La madrugada de este domingo, un trágico accidente en la Ruta 1, a la altura de Río Segundo de Alajuela, apagó la vida de Eddy Esteban González Jarquín, un joven de 22 años que, según sus seres queridos, siempre irradiaba alegría y esperanza.

La madrugada de este domingo, un trágico accidente en la Ruta 1, a la altura de Río Segundo de Alajuela, apagó la vida de Eddy Esteban González Jarquín, un joven de 22 años que, según sus seres queridos, siempre irradiaba alegría y esperanza.
El exguardameta del Municipal Liberia, quien también pasó por las filas de San Carlos, soñaba con terminar su carrera universitaria en Ingeniería Civil. Solo le restaba cumplir con el Trabajo Comunitario Universitario (TCU) para obtener el título que con tanto esfuerzo construía, como si se tratara de una portería por defender.
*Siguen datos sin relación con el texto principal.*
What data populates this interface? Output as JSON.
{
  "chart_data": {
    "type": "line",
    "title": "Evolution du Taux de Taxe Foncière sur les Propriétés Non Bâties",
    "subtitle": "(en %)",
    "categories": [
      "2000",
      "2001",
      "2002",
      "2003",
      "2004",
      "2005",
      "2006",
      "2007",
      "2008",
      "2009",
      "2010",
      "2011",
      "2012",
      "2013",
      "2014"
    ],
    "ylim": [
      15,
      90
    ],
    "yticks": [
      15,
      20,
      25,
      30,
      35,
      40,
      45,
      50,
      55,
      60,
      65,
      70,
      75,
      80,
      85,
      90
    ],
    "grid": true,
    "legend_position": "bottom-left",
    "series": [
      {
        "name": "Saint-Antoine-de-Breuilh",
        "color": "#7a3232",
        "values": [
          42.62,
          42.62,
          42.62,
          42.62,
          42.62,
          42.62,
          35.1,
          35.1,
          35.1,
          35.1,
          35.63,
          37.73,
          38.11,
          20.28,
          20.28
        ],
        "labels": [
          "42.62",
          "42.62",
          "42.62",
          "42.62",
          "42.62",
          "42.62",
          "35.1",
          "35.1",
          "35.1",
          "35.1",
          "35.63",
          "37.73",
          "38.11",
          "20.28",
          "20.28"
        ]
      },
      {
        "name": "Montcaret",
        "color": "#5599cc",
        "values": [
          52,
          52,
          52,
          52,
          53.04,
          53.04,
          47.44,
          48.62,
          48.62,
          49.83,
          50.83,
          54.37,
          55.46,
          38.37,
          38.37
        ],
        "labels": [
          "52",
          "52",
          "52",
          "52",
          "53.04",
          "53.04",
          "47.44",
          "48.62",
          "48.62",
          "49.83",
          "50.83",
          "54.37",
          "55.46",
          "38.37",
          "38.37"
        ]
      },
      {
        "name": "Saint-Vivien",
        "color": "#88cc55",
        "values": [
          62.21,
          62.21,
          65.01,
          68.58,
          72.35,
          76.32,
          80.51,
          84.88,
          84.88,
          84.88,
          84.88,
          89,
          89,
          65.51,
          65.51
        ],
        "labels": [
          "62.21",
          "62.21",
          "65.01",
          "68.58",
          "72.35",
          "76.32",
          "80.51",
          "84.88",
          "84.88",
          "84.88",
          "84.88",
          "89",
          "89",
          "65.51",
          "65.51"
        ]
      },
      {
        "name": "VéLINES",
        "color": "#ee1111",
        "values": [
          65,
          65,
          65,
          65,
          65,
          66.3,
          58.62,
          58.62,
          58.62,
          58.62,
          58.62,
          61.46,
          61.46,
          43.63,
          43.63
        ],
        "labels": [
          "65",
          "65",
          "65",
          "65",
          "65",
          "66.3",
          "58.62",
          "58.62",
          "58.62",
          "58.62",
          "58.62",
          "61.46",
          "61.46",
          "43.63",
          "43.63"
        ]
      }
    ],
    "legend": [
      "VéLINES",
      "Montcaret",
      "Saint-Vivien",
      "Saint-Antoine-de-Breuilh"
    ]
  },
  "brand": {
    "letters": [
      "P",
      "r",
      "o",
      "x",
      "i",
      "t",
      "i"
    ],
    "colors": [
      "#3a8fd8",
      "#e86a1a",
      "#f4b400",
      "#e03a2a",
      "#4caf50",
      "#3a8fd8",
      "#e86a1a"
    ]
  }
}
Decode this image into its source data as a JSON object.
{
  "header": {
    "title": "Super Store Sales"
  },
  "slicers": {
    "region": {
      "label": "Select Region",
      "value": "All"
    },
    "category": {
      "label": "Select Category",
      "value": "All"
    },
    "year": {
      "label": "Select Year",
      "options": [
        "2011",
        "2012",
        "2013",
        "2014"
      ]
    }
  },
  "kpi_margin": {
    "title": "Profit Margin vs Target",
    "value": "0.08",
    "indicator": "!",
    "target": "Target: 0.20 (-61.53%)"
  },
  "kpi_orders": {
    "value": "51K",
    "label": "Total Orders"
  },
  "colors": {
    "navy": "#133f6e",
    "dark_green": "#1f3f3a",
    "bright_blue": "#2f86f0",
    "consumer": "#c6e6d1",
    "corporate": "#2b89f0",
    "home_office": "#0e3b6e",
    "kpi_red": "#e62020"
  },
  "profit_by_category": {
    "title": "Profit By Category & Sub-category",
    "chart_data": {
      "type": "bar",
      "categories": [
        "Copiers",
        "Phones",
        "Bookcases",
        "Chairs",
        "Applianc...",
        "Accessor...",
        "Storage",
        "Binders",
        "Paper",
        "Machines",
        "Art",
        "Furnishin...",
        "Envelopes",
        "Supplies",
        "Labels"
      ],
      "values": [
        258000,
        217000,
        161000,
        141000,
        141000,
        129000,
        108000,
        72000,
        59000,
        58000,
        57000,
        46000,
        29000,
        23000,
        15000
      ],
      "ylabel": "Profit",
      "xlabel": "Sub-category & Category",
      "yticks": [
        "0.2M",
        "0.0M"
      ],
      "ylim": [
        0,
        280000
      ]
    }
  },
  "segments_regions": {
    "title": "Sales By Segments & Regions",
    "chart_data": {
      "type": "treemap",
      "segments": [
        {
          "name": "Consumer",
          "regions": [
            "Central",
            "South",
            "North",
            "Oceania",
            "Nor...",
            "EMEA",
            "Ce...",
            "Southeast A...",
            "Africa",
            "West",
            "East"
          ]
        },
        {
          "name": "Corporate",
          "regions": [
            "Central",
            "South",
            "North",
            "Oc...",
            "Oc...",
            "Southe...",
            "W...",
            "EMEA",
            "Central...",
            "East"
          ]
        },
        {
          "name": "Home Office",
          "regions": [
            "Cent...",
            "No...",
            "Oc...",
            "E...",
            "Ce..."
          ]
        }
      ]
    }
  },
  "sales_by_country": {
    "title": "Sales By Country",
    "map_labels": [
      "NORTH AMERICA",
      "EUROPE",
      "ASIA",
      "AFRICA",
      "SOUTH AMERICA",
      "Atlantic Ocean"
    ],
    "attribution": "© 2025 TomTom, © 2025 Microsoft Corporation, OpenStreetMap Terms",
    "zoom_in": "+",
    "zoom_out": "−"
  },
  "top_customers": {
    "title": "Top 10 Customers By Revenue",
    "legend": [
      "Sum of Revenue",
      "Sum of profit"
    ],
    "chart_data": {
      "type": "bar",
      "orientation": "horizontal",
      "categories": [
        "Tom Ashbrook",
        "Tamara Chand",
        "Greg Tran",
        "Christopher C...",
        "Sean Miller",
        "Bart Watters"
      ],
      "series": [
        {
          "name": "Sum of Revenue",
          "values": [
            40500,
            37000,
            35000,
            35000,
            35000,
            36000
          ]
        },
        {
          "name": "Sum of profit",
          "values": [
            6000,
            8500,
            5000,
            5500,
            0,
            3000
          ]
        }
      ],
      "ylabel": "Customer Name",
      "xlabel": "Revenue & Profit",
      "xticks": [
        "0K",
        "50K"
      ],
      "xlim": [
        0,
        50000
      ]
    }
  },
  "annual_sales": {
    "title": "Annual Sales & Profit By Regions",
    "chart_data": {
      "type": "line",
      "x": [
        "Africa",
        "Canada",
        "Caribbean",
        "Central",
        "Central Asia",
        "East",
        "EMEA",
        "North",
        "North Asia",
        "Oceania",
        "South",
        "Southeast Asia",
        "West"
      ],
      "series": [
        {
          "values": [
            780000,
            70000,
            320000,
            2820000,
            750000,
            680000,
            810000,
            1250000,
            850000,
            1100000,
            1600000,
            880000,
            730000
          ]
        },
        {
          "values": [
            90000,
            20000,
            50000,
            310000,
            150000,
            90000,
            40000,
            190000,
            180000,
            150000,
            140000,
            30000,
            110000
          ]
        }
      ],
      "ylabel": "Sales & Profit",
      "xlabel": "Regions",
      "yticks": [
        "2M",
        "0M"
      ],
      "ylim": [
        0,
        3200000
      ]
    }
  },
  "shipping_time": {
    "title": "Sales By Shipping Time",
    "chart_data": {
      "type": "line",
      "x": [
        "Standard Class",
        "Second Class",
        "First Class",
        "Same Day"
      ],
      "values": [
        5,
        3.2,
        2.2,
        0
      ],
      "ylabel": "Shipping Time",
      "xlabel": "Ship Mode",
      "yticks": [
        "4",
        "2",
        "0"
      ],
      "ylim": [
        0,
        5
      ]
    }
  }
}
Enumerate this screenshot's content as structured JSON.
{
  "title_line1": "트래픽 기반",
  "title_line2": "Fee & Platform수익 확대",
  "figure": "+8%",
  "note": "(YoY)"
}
El próximo 27 de septiembre habría celebrado 23 años, pero en cambio, su familia y amigos lo despiden con el alma desgarrada. Su madre, Sonia Jarquín, lo describió como un hijo ejemplar, lleno de valores y entusiasmo por la vida:
“Siempre andaba sonriendo, lleno de vida, de respeto. La gente me lo recuerda así, dejando huella por donde pasaba. Para mí fue un hijo maravilloso, que me tiene el alma partida. No sé cómo voy a poder seguir sin él”, expresó entre lágrimas.
El percance
El Organismo de Investigación Judicial (OIJ) informó que González conducía el vehículo que, por razones aún en investigación, se estrelló contra una caseta de peaje.
A su lado viajaba su novia, una joven de 19 años de apellido Muñoz, quien resultó herida en el abdomen y fue trasladada al Hospital San Rafael de Alajuela, donde ya se encuentra fuera de peligro.
La noticia ha causado profundo pesar, especialmente en Liberia y San Carlos, donde Esteban dejó huella en la cancha y fuera de ella. Su madre recordó además que, aunque había dejado el fútbol, seguía siendo un apasionado del Deportivo Saprissa, club al que apoyaba con fervor.
Hoy, su partida repentina deja un vacío inmenso, pero también el recuerdo de un joven “jovial y soñador” que vivió con alegría cada momento que le regaló la vida.